2001, l’année des grandes manœuvres internationales

La crispation des positions antagonistes entre les Etats-unis et l’Union Européenne sur la question des autorisations et de la commercialisation des OGM a conduit à l’accélération des grandes manœuvres au niveau international à travers de nombreuses négociations.

Dans le cadre de la Convention sur la diversité biologique, le protocole biosécurité, dit de Carthagène, qui permet, entre autres, de régler les échanges internationaux d’OGM, avait été adopté début 2000, à Montréal. Fin 2001, 107 pays ont signé ce protocole, mais seulement neuf l’ont ratifié (Bulgarie, République tchèque, Iles Fidji, Lesotho, Nauru, Norvège, Saint Kitts & Nevis,Trinidad & Tobago et Ouganda). Or, il ne pourra entrer en vigueur qu’à partir de la 50ème ratification. 2002 sera-t-elle l’année d’un tel événement ?

En juillet, le Programme des Nations Unies pour le Développement a rendu public son rapport annuel dans lequel il définit les biotechnologies comme le « seul et le meilleur outil » du développement des agricultures des régions défavorisées. Il exhorte ainsi les pays « riches » à « oublier leur crainte des OGM ».De même, fin juillet à Gênes, le G8 a préconisé l’utilisation d’OGM dans la lutte contre la faim. De nombreuses ONG, notamment des Pays du Sud, ont vivement critiqué ces prises de position. Pour elles, rappelant la déclaration de la FAO, la faim dans le monde est liée majoritairement à des conditions socio-économiques.

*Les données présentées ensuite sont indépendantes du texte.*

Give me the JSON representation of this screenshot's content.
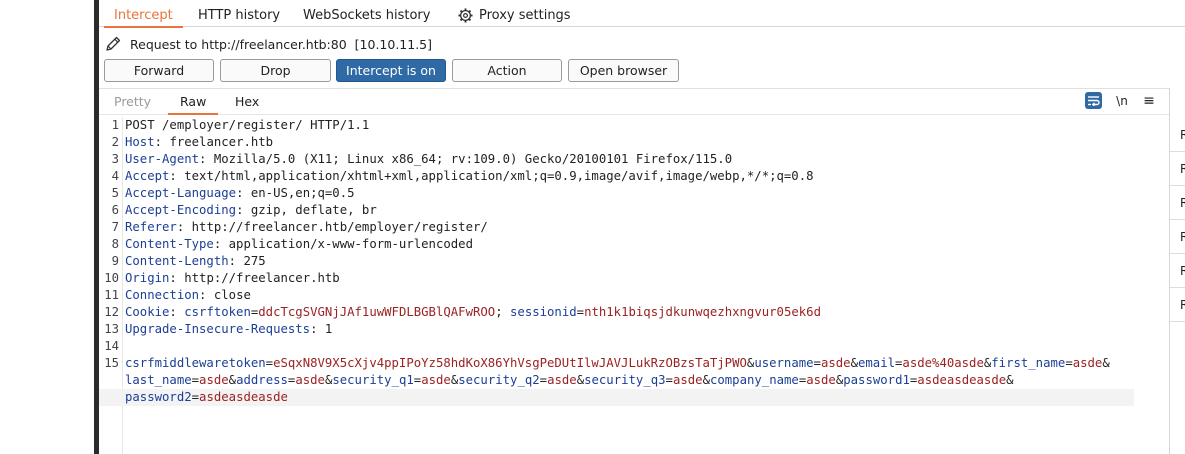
{
  "proxy_tabs": [
    "Intercept",
    "HTTP history",
    "WebSockets history",
    "Proxy settings"
  ],
  "active_proxy_tab": "Intercept",
  "request_target": "Request to http://freelancer.htb:80",
  "request_ip": "[10.10.11.5]",
  "buttons": {
    "forward": "Forward",
    "drop": "Drop",
    "intercept": "Intercept is on",
    "action": "Action",
    "open_browser": "Open browser"
  },
  "editor_tabs": [
    "Pretty",
    "Raw",
    "Hex"
  ],
  "active_editor_tab": "Raw",
  "editor_tools": {
    "newline": "\\n",
    "menu": "≡"
  },
  "inspector_rows": [
    "R",
    "R",
    "R",
    "R",
    "R",
    "R"
  ],
  "request": {
    "request_line": "POST /employer/register/ HTTP/1.1",
    "headers": [
      {
        "name": "Host",
        "value": "freelancer.htb"
      },
      {
        "name": "User-Agent",
        "value": "Mozilla/5.0 (X11; Linux x86_64; rv:109.0) Gecko/20100101 Firefox/115.0"
      },
      {
        "name": "Accept",
        "value": "text/html,application/xhtml+xml,application/xml;q=0.9,image/avif,image/webp,*/*;q=0.8"
      },
      {
        "name": "Accept-Language",
        "value": "en-US,en;q=0.5"
      },
      {
        "name": "Accept-Encoding",
        "value": "gzip, deflate, br"
      },
      {
        "name": "Referer",
        "value": "http://freelancer.htb/employer/register/"
      },
      {
        "name": "Content-Type",
        "value": "application/x-www-form-urlencoded"
      },
      {
        "name": "Content-Length",
        "value": "275"
      },
      {
        "name": "Origin",
        "value": "http://freelancer.htb"
      },
      {
        "name": "Connection",
        "value": "close"
      }
    ],
    "cookie_header": "Cookie",
    "cookies": [
      {
        "name": "csrftoken",
        "value": "ddcTcgSVGNjJAf1uwWFDLBGBlQAFwROO"
      },
      {
        "name": "sessionid",
        "value": "nth1k1biqsjdkunwqezhxngvur05ek6d"
      }
    ],
    "last_header": {
      "name": "Upgrade-Insecure-Requests",
      "value": "1"
    },
    "body_params": [
      {
        "name": "csrfmiddlewaretoken",
        "value": "eSqxN8V9X5cXjv4ppIPoYz58hdKoX86YhVsgPeDUtIlwJAVJLukRzOBzsTaTjPWO"
      },
      {
        "name": "username",
        "value": "asde"
      },
      {
        "name": "email",
        "value": "asde%40asde"
      },
      {
        "name": "first_name",
        "value": "asde"
      },
      {
        "name": "last_name",
        "value": "asde"
      },
      {
        "name": "address",
        "value": "asde"
      },
      {
        "name": "security_q1",
        "value": "asde"
      },
      {
        "name": "security_q2",
        "value": "asde"
      },
      {
        "name": "security_q3",
        "value": "asde"
      },
      {
        "name": "company_name",
        "value": "asde"
      },
      {
        "name": "password1",
        "value": "asdeasdeasde"
      },
      {
        "name": "password2",
        "value": "asdeasdeasde"
      }
    ]
  },
  "colors": {
    "accent_orange": "#e8743b",
    "primary_blue": "#2f6aa6",
    "param_name": "#1c3f95",
    "param_value": "#9b2222"
  }
}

C’est au niveau européen que le débat législatif en matière d’OGM est sans doute le plus intense. L’Union Européenne cherche à adopter en matière de génie génétique une logique de précaution. Ainsi, dès 1990, elle a mis au point une directive (directive 90/220) afin d’établir un premier cadre législatif sur la dissémination d’OGM dans l’environnement. Cependant, cette directive, devenue obsolète, a dû être révisée, non sans tiraillements entre les industriels, les ONG et les gouvernements. Suite à une procédure de conciliation longue et houleuse, la nouvelle directive a été votée le 23 avril 2001 à l’unanimité (avec deux abstentions : la France et l’Italie). Officiellement inscrite au Journal Officiel des Communautés Européennes, le 17 avril 2001, elle prend le nom de Directive 2001/18/CE. Elle fixe des procédures d’autorisations d’OGM plus strictes, elle limite les autorisations à une durée de 10 ans renouvelable et elle introduit un contrôle obligatoire après la mise sur le marché des OGM. L’autre point fort de cette révision consiste dans l’élimination progressive des marqueurs de résistance aux antibiotiques (à l’horizon 2003 pour la commercialisation et 2006 pour la recherche). Le principal point controversé concernait l’établissement d’un registre des implantations d’OGM accessible au public, ce qui a finalement été accepté. Alors que la Commission estime que cette nouvelle directive, plus rigoureuse, permettrait de mettre fin au moratoire de facto sur les nouvelles autorisations d’OGM (décrété en 1999), six Etats-membres demandent son maintien, tant que des textes sur l’étiquetage et la responsabilité civile ne seront pas formellement adoptés et que la transposition du protocole de Carthagène ne sera pas réalisée. Le 25 juillet 2001, la Commission

Européenne propose deux projets de règlement. Le premier (COM 182) concerne la traçabilité et l’étiquetage des OGM et la traçabilité des produits pour l’alimentation humaine ou animale réalisés à partir d’OGM. Le deuxième (COM 425) porte sur les denrées alimentaires et les aliments génétiquement modifiés pour animaux. Les avancées sont importantes : mise en place d’un système de traçabilité de « la fourche à la fourchette », d’une législation et d’un étiquetage pour l’alimentation animale composée d’OGM, d’un étiquetage exhaustif des denrées alimentaires provenant d’OGM, y compris si le produit final ne présente pas de traces d’ADN modifiées. Cependant, ces règlements ne prennent pas en compte l’étiquetage des enzymes génétiquement modifiées, des produits issus d’animaux nourris avec des OGM (lait, œuf, viande) et des OGM non destinés à l’alimentation. Plus curieux encore, ces projets aboutissent aussi à l’autorisation de la présence accidentelle d’OGM (même non autorisés au niveau européen) dans des aliments. Ces règlements précisent et complètent des lois qui existent depuis 1998. Ces dernières étaient appliquées de facto par les entreprises, même si les contrôles entrepris par les services des fraudes n’étaient pas systématiques. L’Agence Française de Normalisation (AFNOR) n’a présenté son document de référence en matière de détection d’OGM7qu’en août 2001 (norme expérimentale n° V 03-02061).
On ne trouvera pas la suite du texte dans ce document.